Krieg in Syrien: Wie schützen Museen ihre Schätze?

Sie hatten sich sorgfältig vorbereitet und im Flugzeug nicht nur persönliche Utensilien im Gepäck, sondern ein ganzes Labor mitsamt diverser Materialien und Unterlagen: Prof. Dr. Alexandra Jeberien und Christoph Rogalla von Bieberstein. Das Ziel der HTW-Wissenschaftlerin aus dem Studiengang “Konservierung und Restaurierung/Grabungstechnik” und ihres Mitarbeiters: das UNESCO Field Office, Beirut. Dort warteten zwölf Beschäftigte aus syrischen Museen und Sammlungen auf das lang ersehnte Intensivtraining in punkto Präventive Konservierung, Dokumentation und Monitoring.

Sehr intensiv war die Woche auch für Alexandra Jeberien, eine Expertin für Notfall- und Katastrophenprävention sowie Risikomanagement im Kulturgüterschutz. „Mich hat wirklich sehr beeindruckt, dass die Menschen nicht nur jahrelange Auseinandersetzungen aushalten, sondern trotz der Gefahren auch noch große Verantwortung für Sammlungen übernehmen“, sagt die Professorin.

Die syrischen Kurator_innen und Restaurator_innen — sieben Frauen und fünf Männer — kamen aus dem ganzen Land. Große Häuser waren vertreten, manche mit berühmten Sammlungen, aber auch ein kleineres Stadtmuseum, ein islamisches Museum und ein medizinhistorisches Museum. Sie alle mussten ihre Schätze in den Jahren 2011 und 2012 hastig einpacken, oft mit einfachen Mitteln. Seitdem verwalten und gestalten sie die traurige Interims-Situation.

Da stellen sich viele Fragen, auf die Alexandra Jeberien und Christoph Rogalla von Bieberstein in einer Mischung aus Englisch und Arabisch, für das zwei Dolmetscherinnen sorgten, fachlich fundierte Antworten gaben. Wodurch kann man die Lagersituation verbessern? Wie richtet man kontinuierliche Werte für Feuchtigkeit und Temperatur ein? Welche Möglichkeiten gibt es, die innerhalb der Verpackung entstehenden Schadstoffe zu detektieren? Wann ist es geboten, neu zu verpacken und wie bewerkstelligt man dies besser als vorher?
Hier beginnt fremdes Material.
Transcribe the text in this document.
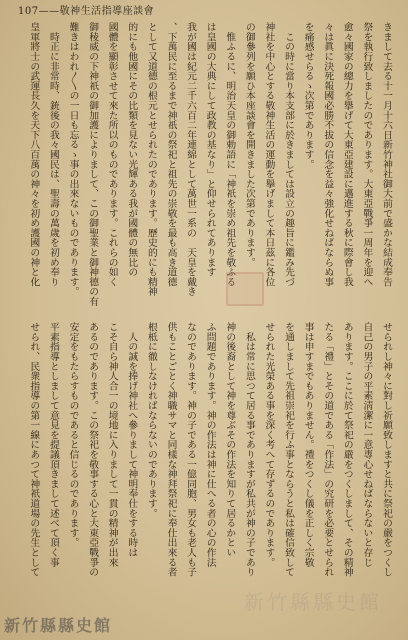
107——敬神生活指導座談會
きまして去る十一月十六日新竹神社御大前で盛かな結成奉告
祭を執行致しましたのであります。大東亞戰爭一周年を迎へ
愈々國家の總力を擧げて大東亞建設に邁進する秋に際會し我
々は眞に決死報國必勝不拔の信念を益々強化せねばならぬ事
を痛感せらるゝ次第であります。
　この時に當り本支部に於きましては設立の趣旨に鑑み先づ
神社を中心とする敬神生活の運動を擧げまして本日茲に各位
の御參列を願ひ本座談會を開きました次第であります。
　惟ふるに、明治天皇の御勅語に「神祇を崇め祖先を敬ふる
は皇國の大典にして政教の基なり」と仰せられてあります
我が國は紀元二千六百二年連綿として萬世一系の　天皇を戴き
、下萬民に至るまで神祇の祭祀と祖先の崇敬を最も高き道德
として又道德の根元とせられたのであります。歷史的にも精神
的にも他國にその比類を見ない光輝ある我が國體の無比の
國體を顯彰させて來た所以のものであります。これらの如く
御稜威の下神祇の御加護によりまして、この御聖業と御神德の有
難きはわれ〳〵の一日も忘るゝ事の出來ないものであります。
　時正に非常時、銃後の我々國民は、聖壽の萬歲を初め奉り
皇軍將士の武運長久を天下八百萬の神々を初め護國の神と化
せられし神々に對し祈願致しますと共に祭祀の嚴をつくし
自己の男子の平素淸潔に一意專心せねばならないと存じ
あります。ここに於て祭祀の嚴をつくしまして、その精神
たる「禮」とその道である「作法」の究研を必要とせられ
事は申すまでもありません。禮をつくし儀を正しく宗敬
を通しまして先祖崇祀を行ふ事とならうと私は確信致して
せられた光榮ある事を深く考へて存ずるのであります。
　私は常に思つて居る事でありますが私共が神の子であり
神の後裔として神を尊ぶその作法を知りて居るかとい
ふ問題であります。神の作法は神に仕へる者の心の作法
なのであります。神の子である一億同胞、男女も老人も子
供もことごとく神職サマと同樣な神拜祭祀に奉仕出來る者
根柢に徹しなければならないのであります。
　人の誠を捧げ神社へ參りまして神明奉仕をする時は
こそ自ら神人合一の境地に入りまして一貫の精神が出來
あるのであります。この祭祀を敬事する心と大東亞戰爭の
安定をもたらすものであると信じるのであります。
平素指導としまして意見を提議頂きまして述べて頂く事
せられ、民衆指導の第一線にあつて神祇道場の先生として
新竹縣縣史館
新竹縣縣史館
Das Intensivtraining bot eine Mischung aus Theorie und Praxis, letztere in Gestalt von Übungen und Fallbeispielen, für die das Archäologische Museum der American University Beirut seine Sammlung zur Verfügung stellte. Fünf Tage lang wurde fotografiert und geschrieben, diskutiert und verworfen, verpackt und gemessen. Mit praktischen Toolkits, darin unter anderem Meßgeräte, Materialien, Arbeitsschutzbrille und Datenlogger, kehrten die Teilnehmer_innen nach dem Kurs in ihre Museen und Sammlungen zurück. Schließlich sollen sie nicht nur in der Lage sein, ihren Kolleg_innen zu berichten, sondern das neue Know-how auch praktisch umzusetzen.

Das Intensivtraining der HTW Berlin in Beirut war Teil des Projekts „Stunde Null – Eine Zukunft für die Zeit nach der Krise“. Es wird vom Deutschen Archäologischen Institut in Kooperation mit dem Auswärtigen Amt und der Gesellschaft für Internationale Zusammenarbeit umgesetzt und ist in den Kompetenzverbund “Archaeological Heritage Network eingebettet”. Alle zwölf Teilnehmer_innen hatten von der Gerda-Henkel-Stiftung ein Stipendium erhalten. Die Stiftung kam auch für das Material und die Reisekosten der beiden HTW-Vertreter_innen auf.

„Natürlich haben wir in den fünf Tagen auch einen Blick in die Zukunft gewagt und überlegt, was Museen besser machen können, wenn die Auseinandersetzungen vorbei sind“, sagt Alexandra Jeberien. Diese Hoffnung will keiner aufgeben. Die Wissenschaftlerin hofft außerdem, dass dem Pilotprojekt weitere Intensivtrainings folgen können. Sie selbst würde gerne weitere Module entwickeln und auch das Museumspersonal in angrenzenden Ländern einbeziehen, u.a. Libanon, Jordanien oder den Irak.